Widmann beginnt mit Salvatore Sciarrinos „Capricci“ für Solo-Violine, die sich unter ihren Händen so frappant als Reaktion auf die Capricen von Paganini erweisen, dass sich ein freudiges Wiedererkennen in das Staunen mischt. Sie jagt Sciarrinos Klangsplitter aufeinander, witzig und gefährlich, blendend virtuos und doch mit größter Natürlichkeit. Ihre wertvolle Guadagnini-Geige verwandelt sich unter ihren Händen in einen Wundervogel, der tiriliert und flötet, zwitschert, keckert und flirrt. Selbst in Ausbrüchen, die das Nebengeräusch nicht scheuen, bleibt ihr Spiel sinnlich und vielfarbig.

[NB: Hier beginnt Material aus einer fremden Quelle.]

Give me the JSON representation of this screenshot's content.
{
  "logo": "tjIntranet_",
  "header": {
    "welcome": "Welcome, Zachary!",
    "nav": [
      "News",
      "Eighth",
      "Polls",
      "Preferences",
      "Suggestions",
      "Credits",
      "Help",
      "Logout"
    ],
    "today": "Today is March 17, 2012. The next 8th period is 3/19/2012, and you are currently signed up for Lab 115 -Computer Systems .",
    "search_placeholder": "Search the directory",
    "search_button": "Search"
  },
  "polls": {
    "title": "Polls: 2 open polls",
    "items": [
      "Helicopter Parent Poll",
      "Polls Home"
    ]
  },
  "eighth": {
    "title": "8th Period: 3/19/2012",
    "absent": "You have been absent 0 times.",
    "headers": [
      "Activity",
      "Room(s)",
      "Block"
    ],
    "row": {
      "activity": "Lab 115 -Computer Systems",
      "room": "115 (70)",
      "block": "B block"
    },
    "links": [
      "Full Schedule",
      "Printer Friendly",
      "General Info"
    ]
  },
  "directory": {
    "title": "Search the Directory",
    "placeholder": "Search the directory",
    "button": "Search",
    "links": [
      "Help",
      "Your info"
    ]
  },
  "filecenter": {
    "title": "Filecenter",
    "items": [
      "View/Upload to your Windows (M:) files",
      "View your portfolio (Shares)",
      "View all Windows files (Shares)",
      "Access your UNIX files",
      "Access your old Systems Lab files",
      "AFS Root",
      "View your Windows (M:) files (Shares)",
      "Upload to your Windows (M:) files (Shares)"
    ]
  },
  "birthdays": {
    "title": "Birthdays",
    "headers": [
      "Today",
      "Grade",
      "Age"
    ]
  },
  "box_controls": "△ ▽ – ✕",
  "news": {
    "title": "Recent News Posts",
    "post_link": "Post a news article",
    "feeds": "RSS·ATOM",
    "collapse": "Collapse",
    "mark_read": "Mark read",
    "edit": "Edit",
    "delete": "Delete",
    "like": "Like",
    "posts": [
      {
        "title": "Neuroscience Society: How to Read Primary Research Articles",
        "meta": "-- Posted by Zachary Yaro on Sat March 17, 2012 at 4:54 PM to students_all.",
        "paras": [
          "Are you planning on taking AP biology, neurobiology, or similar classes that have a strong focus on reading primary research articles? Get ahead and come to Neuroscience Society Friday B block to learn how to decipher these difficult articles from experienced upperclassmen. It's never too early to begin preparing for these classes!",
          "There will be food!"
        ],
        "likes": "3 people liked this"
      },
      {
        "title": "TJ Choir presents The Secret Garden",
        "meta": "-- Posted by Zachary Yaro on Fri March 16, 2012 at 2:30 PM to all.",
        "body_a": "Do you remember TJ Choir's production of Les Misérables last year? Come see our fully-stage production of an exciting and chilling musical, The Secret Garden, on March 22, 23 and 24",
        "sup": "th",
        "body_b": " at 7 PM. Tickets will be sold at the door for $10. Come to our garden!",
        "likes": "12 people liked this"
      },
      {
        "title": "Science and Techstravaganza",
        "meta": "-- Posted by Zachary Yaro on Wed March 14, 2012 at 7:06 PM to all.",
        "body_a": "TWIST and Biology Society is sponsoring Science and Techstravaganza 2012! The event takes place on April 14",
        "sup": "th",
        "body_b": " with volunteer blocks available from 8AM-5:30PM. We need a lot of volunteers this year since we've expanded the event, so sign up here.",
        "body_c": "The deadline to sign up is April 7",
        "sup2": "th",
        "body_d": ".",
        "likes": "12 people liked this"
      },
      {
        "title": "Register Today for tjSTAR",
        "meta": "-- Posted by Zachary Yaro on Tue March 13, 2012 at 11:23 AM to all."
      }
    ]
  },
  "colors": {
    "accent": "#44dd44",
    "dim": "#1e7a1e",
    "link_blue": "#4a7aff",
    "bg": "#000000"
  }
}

Blitzsauber und technisch tadellos meistert die Geigerin dann die berühmte Sonate „Obsession“ von Eugène Ysaye, die Bach-Zitate mit dem mittelalterlichen „Dies irae“-Motiv der lateinischen Totenmesse verschränkt. Dabei geht es ihr nicht so sehr um die Demonstration geigerischer Opulenz. Widmann beweist ein untrügliches Gefühl für Atmosphäre, lässt die „Malinconia“ trüb dahin fließen, entzückt durch volltönende Akkorde und öffnet durch den Einbruch des dämonischen „Dies irae“-Motivs immer wieder Abgründe. „Les Furies“ hinterlassen bei ihr Eiseshauch und Schwefelgestank.

Umgeben von einem Halbkreis aus 8 Notenständern beschließt sie den Abend mit den selten im Konzertsaal aufgeführten „Anthèmes II“ von Pierre Boulez, die in der Fassung für Violine und Live-Elektronik erstmals 1997 in Donaueschingen erklangen. Beziehungsreich spielt der Werktitel mit alten englischen Psalmen- und Hymnenkompositionen, mit dem Begriff des Themas und dem Namen einer Blume, der Chrysantheme. Im Zusammenspiel mit der Live-Elektronik, für die ihr Detlef Heusinger, Thomas Hummel und Simon Spillner vom Experimentalstudio des SWR zur Seite stehen, betritt Widmann ein musikalisches Spiegelkabinett, in der die Elektronik ihren Klang vervielfacht. Die Geigerin spielt mit Echos, lässt die formal klar getrennten Abschnitte des Werks aufblühen. Ihr Violinton erreicht dabei eine biegsame Anmut, die dem Solokonzert von Felix Mendelssohn zur Ehre gereicht hätte.

Die Duisburger Philharmoniker und ihr Intendant Alfred Wendel haben mit Carolin Widmann eine wegweisende Künstlerin verpflichtet. Ihr zu lauschen, sei allen ans Herz gelegt: Wer diese Chance verpasst und weiter verständnislos den Kopf über die vermeintlich verkopfte Moderne schüttelt, ist fortan selbst Schuld.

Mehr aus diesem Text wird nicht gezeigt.